Mullins argues that his counsel's failure both to investigate adequately and to call as a witness Dean Vargas ("Vargas") constituted ineffective assistance of counsel. This claim must fail. First, the counsel's performance was not deficient. Mullins' counsel, Patrick Concannon ("Concannon"), had his investigator interview Vargas and had access to the transcript of Vargas' interview with Detective Brennan. In the interview with Concannon's investigator, Vargas did not offer any exculpatory evidence. Moreover, Vargas admitted in his interview with Detective Brennan that he had suspected Mullins was holding the victim, Maribel Saporsantos ("Saporsantos"), against her will. Vargas told Detective Brennan that Saporsantos had asked Mullins to let her go free. Concannon had sufficient reason to believe that further investigation of Vargas would be fruitless and that defense resources would be better allocated elsewhere.

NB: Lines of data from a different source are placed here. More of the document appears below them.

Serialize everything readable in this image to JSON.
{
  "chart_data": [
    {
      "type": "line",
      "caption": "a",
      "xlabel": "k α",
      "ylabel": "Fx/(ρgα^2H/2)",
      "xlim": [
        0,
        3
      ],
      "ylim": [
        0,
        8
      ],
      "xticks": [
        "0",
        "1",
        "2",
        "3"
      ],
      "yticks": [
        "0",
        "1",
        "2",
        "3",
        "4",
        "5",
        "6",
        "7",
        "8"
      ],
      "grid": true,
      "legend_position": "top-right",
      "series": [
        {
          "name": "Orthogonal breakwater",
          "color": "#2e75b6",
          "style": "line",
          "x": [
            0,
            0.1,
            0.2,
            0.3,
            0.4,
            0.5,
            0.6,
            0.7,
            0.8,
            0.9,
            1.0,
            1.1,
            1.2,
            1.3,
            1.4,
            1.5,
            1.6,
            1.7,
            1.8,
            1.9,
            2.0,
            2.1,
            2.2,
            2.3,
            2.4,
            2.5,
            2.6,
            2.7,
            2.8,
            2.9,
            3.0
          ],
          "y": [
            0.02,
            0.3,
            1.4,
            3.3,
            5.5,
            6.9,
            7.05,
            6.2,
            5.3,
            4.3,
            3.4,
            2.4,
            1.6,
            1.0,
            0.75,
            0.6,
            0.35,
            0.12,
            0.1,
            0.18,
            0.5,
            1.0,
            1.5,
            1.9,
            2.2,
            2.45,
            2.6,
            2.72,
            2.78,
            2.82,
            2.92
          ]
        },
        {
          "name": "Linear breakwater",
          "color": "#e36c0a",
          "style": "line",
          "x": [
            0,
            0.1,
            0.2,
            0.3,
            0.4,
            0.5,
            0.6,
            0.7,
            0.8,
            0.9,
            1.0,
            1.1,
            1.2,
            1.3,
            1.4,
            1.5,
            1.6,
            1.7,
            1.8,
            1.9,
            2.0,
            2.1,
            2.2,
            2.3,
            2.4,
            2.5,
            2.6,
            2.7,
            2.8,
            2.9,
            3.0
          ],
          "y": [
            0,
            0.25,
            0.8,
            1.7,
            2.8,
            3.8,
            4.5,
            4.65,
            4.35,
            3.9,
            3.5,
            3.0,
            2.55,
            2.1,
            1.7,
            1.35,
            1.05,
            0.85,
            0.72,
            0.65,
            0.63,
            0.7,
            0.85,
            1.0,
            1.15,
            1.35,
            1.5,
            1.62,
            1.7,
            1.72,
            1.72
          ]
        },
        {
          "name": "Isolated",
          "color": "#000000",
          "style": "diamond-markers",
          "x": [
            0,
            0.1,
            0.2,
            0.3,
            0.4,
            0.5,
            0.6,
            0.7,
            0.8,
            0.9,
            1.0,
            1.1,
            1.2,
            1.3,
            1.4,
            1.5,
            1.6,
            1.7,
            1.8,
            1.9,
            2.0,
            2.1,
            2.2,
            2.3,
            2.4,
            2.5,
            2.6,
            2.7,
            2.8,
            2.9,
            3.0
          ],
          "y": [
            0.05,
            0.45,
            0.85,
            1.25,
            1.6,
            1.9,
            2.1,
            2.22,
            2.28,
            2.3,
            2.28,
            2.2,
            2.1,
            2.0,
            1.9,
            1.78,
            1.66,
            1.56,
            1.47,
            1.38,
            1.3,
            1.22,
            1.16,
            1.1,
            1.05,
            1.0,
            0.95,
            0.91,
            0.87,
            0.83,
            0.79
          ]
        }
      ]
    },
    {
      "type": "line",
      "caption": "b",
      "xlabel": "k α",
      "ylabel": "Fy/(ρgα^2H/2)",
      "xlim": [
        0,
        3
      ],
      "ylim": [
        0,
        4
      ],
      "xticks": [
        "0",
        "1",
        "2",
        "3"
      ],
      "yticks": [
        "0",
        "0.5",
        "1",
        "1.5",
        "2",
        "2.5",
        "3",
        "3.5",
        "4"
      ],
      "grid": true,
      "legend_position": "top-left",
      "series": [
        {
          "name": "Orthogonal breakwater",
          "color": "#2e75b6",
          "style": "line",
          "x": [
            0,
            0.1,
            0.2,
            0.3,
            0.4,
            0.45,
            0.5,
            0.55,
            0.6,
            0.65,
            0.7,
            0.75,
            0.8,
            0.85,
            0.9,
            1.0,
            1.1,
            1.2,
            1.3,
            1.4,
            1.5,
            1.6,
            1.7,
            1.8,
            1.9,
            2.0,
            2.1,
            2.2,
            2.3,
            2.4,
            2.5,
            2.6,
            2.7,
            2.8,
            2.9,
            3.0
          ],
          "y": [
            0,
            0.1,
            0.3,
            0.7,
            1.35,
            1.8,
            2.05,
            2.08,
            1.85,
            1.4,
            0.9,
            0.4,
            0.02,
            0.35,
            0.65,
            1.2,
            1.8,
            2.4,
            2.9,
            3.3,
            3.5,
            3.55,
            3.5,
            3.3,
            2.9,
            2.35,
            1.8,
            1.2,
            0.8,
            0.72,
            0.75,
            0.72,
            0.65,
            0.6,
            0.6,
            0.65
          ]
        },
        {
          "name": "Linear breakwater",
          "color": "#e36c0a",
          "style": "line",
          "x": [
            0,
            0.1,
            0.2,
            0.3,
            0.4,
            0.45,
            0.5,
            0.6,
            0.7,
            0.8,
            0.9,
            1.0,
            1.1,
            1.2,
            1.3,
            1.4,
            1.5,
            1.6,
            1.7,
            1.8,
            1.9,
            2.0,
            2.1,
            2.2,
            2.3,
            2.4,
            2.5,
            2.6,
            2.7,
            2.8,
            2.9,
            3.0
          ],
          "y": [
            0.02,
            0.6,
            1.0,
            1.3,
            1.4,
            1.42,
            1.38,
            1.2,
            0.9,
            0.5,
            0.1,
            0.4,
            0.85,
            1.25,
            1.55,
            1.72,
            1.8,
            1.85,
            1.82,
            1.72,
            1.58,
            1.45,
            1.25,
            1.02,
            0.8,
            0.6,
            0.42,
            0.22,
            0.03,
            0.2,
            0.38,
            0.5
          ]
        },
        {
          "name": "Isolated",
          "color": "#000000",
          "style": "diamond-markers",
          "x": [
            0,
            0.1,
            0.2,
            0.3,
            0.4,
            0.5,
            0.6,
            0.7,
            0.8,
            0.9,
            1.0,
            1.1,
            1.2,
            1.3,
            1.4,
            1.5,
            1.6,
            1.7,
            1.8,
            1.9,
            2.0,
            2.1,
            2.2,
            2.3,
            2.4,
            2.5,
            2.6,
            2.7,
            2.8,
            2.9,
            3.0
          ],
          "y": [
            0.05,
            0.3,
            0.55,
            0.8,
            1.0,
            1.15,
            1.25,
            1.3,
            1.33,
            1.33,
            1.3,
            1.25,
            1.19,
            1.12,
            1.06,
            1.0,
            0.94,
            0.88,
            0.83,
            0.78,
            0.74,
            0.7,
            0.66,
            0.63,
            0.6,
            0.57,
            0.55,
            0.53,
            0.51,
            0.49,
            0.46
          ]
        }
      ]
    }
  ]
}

See Strickland, 466 U.S. at 691. Thus, it was well within the "wide range of professionally competent assistance" for Concannon to decide not to pursue the investigation of Vargas and not to call him as a witness. Id. at 690.

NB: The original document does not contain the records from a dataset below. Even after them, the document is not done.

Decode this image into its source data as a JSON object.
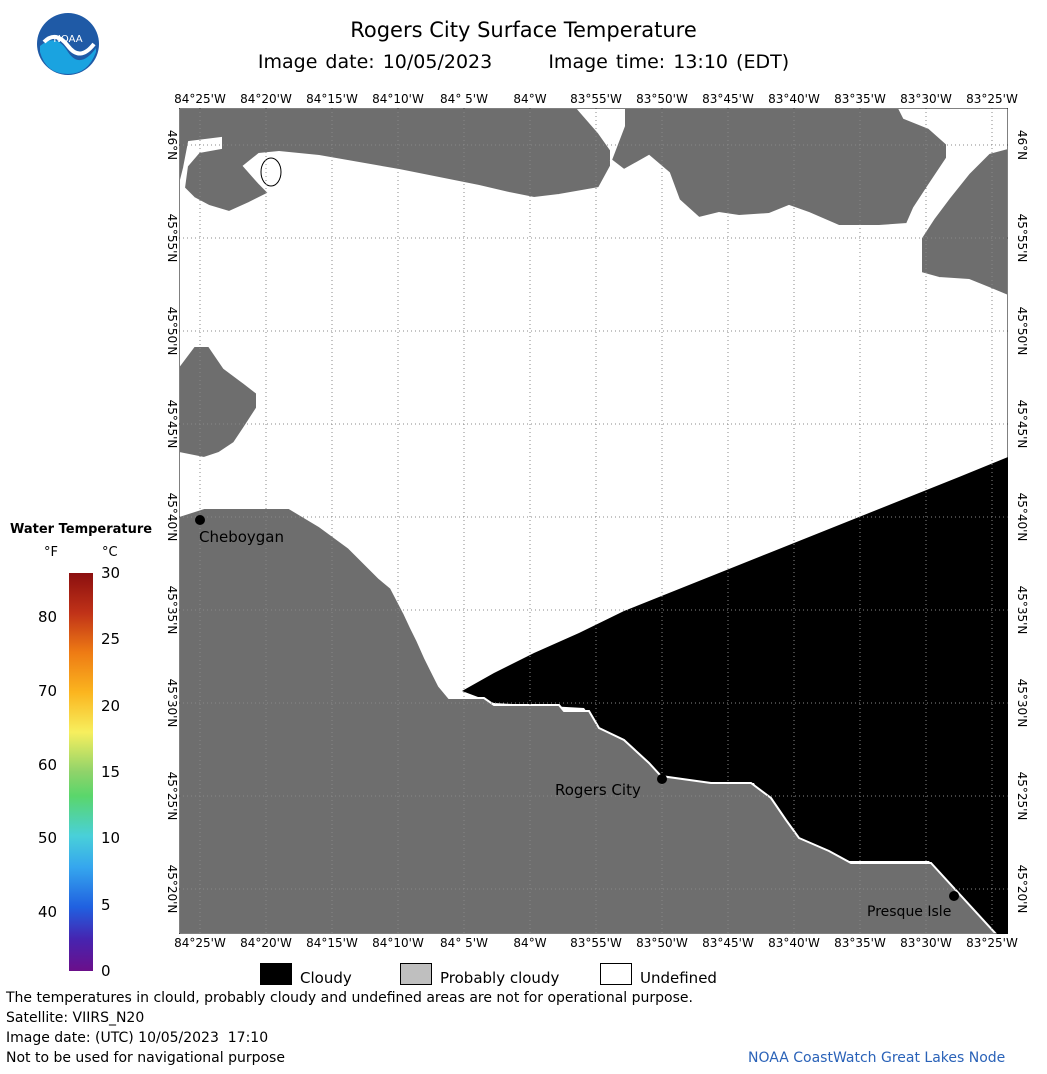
{
  "header": {
    "title": "Rogers City Surface Temperature",
    "image_date": "Image date: 10/05/2023",
    "image_time": "Image time: 13:10 (EDT)"
  },
  "map": {
    "lon_ticks": [
      "84°25'W",
      "84°20'W",
      "84°15'W",
      "84°10'W",
      "84° 5'W",
      "84°W",
      "83°55'W",
      "83°50'W",
      "83°45'W",
      "83°40'W",
      "83°35'W",
      "83°30'W",
      "83°25'W"
    ],
    "lat_ticks": [
      "46°N",
      "45°55'N",
      "45°50'N",
      "45°45'N",
      "45°40'N",
      "45°35'N",
      "45°30'N",
      "45°25'N",
      "45°20'N"
    ],
    "cities": [
      {
        "name": "Cheboygan"
      },
      {
        "name": "Rogers City"
      },
      {
        "name": "Presque Isle"
      }
    ],
    "colors": {
      "land": "#6e6e6e",
      "cloudy": "#000000",
      "undefined": "#ffffff",
      "probably_cloudy": "#bfbfbf"
    }
  },
  "colorbar": {
    "title": "Water Temperature",
    "unit_f": "°F",
    "unit_c": "°C",
    "f_ticks": [
      "80",
      "70",
      "60",
      "50",
      "40"
    ],
    "c_ticks": [
      "30",
      "25",
      "20",
      "15",
      "10",
      "5",
      "0"
    ]
  },
  "legend": {
    "cloudy": "Cloudy",
    "probably_cloudy": "Probably cloudy",
    "undefined": "Undefined"
  },
  "footer": {
    "disclaimer": "The temperatures in clould, probably cloudy and undefined areas are not for operational purpose.",
    "satellite": "Satellite: VIIRS_N20",
    "utc_date": "Image date: (UTC) 10/05/2023  17:10",
    "nav_warning": "Not to be used for navigational purpose",
    "credit": "NOAA CoastWatch Great Lakes Node"
  }
}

Second, Mullins fails to establish prejudice from the alleged deficiency in representation. Vargas indicated to Detective Brennan that he thought Mullins was holding Saporsantos against her will. Any testimony to the contrary would have been subject to impeachment by these statements. Mullins does not point to any evidence that suggests Vargas would have offered exculpatory testimony. Moreover, there was considerable evidence at trial that corroborated Saporsantos' testimony that Mullins kidnapped, raped, and robbed her. Thus, there is not a reasonable probability that Vargas' testimony would have altered the jury's verdict. See id. at 694-95. Mullins' ineffective assistance of counsel claim fails on both prongs.

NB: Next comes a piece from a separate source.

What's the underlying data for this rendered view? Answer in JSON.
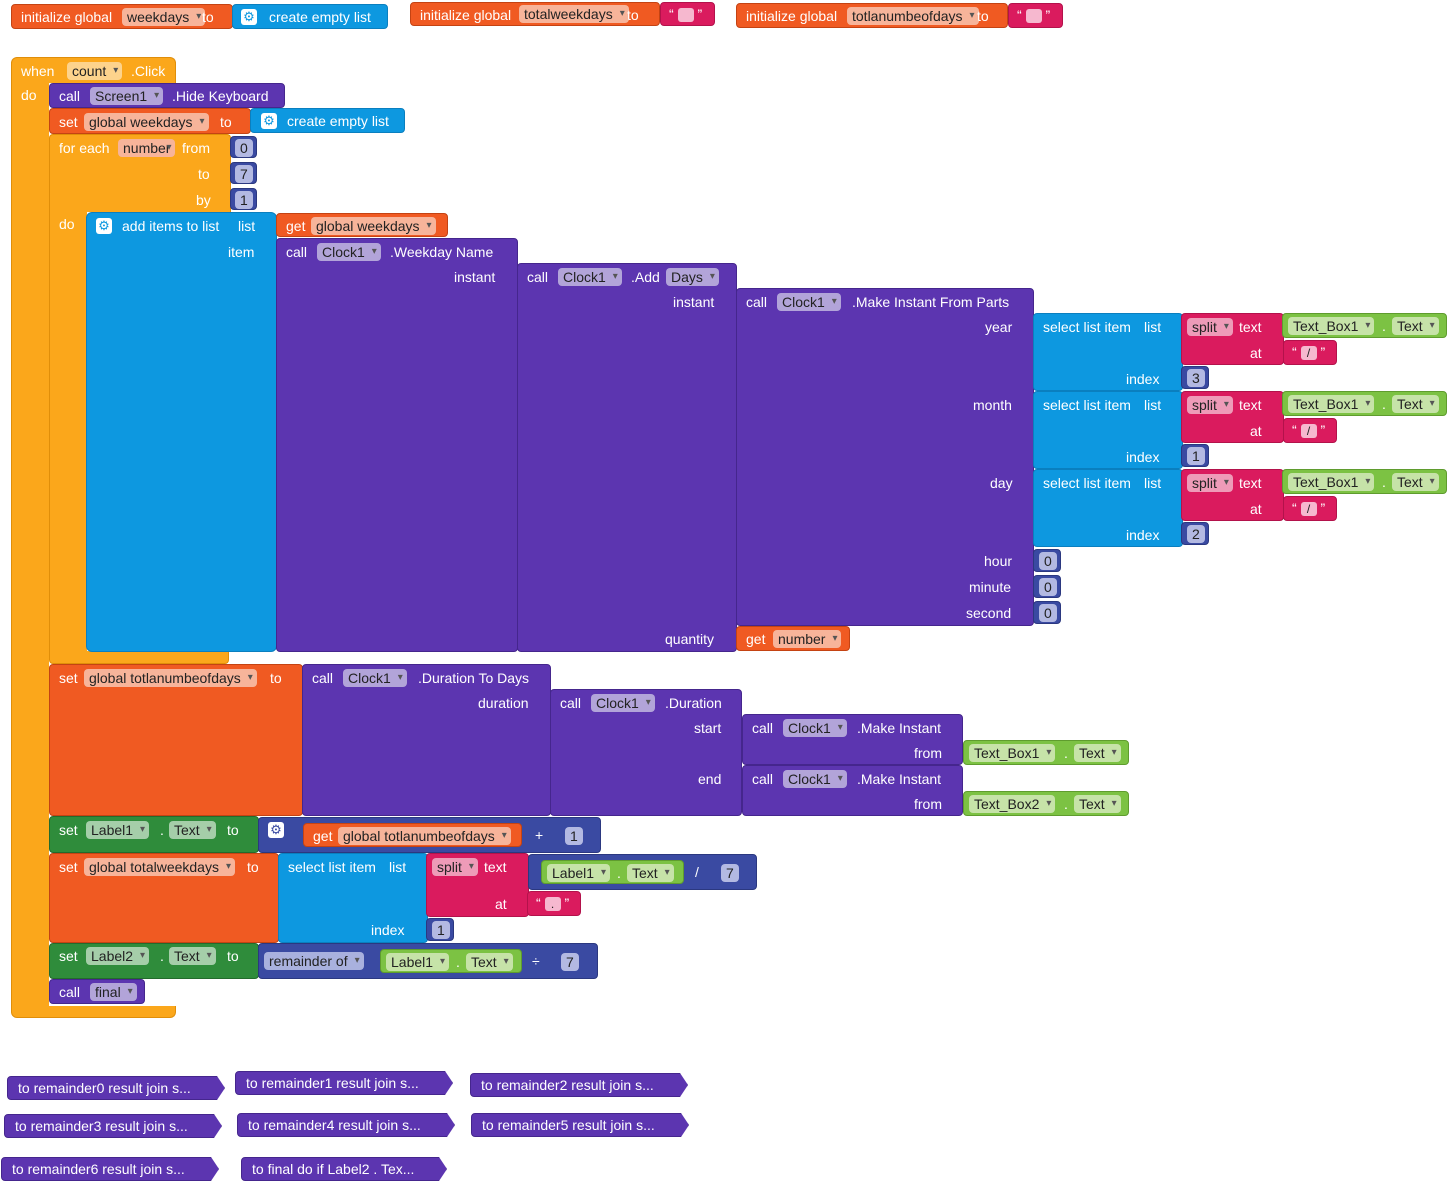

Mullins also argues that the district court abused its discretion by denying him an evidentiary hearing. This claim is without merit. Because Mullins filed his habeas petition in the district court prior to the effective date of the Antiterrorism and Effective Death Penalty Act of 1996, Pub.L. No. 104-132, 110 Stat. 1214 (the "AEDPA"), the pre-AEDPA analysis of evidentiary hearings governs in this case. See Jones v. Woods, 114 F.3d 1002, 1013 (9th Cir.1997). "A habeas petitioner is entitled to an evidentiary hearing on a claim if (1) the petitioner's allegations, if proved, would entitle him to relief, and (2) the state court trier of fact has not, after a full and fair hearing, reliably found the relevant facts." Williams v. Calderon, 52 F.3d 1465, 1484 (9th Cir.1995) (internal quotations omitted), cert. denied, 116 S.Ct. 937 (1996). Even if Mullins' allegations that Vargas would have provided exculpatory evidence were true, Mullins would not be entitled to relief because, as discussed above, there is not a reasonable probability that the jury would have reached a different verdict. See Strickland, 466 U.S. at 694-96. Mullins' allegations, if proved, would not entitle him to relief. Thus, the district court did not abuse its discretion when it refused to conduct an evidentiary hearing. See Williams, 52 F.3d at 1484.
Appellant's request for oral argument is DENIED.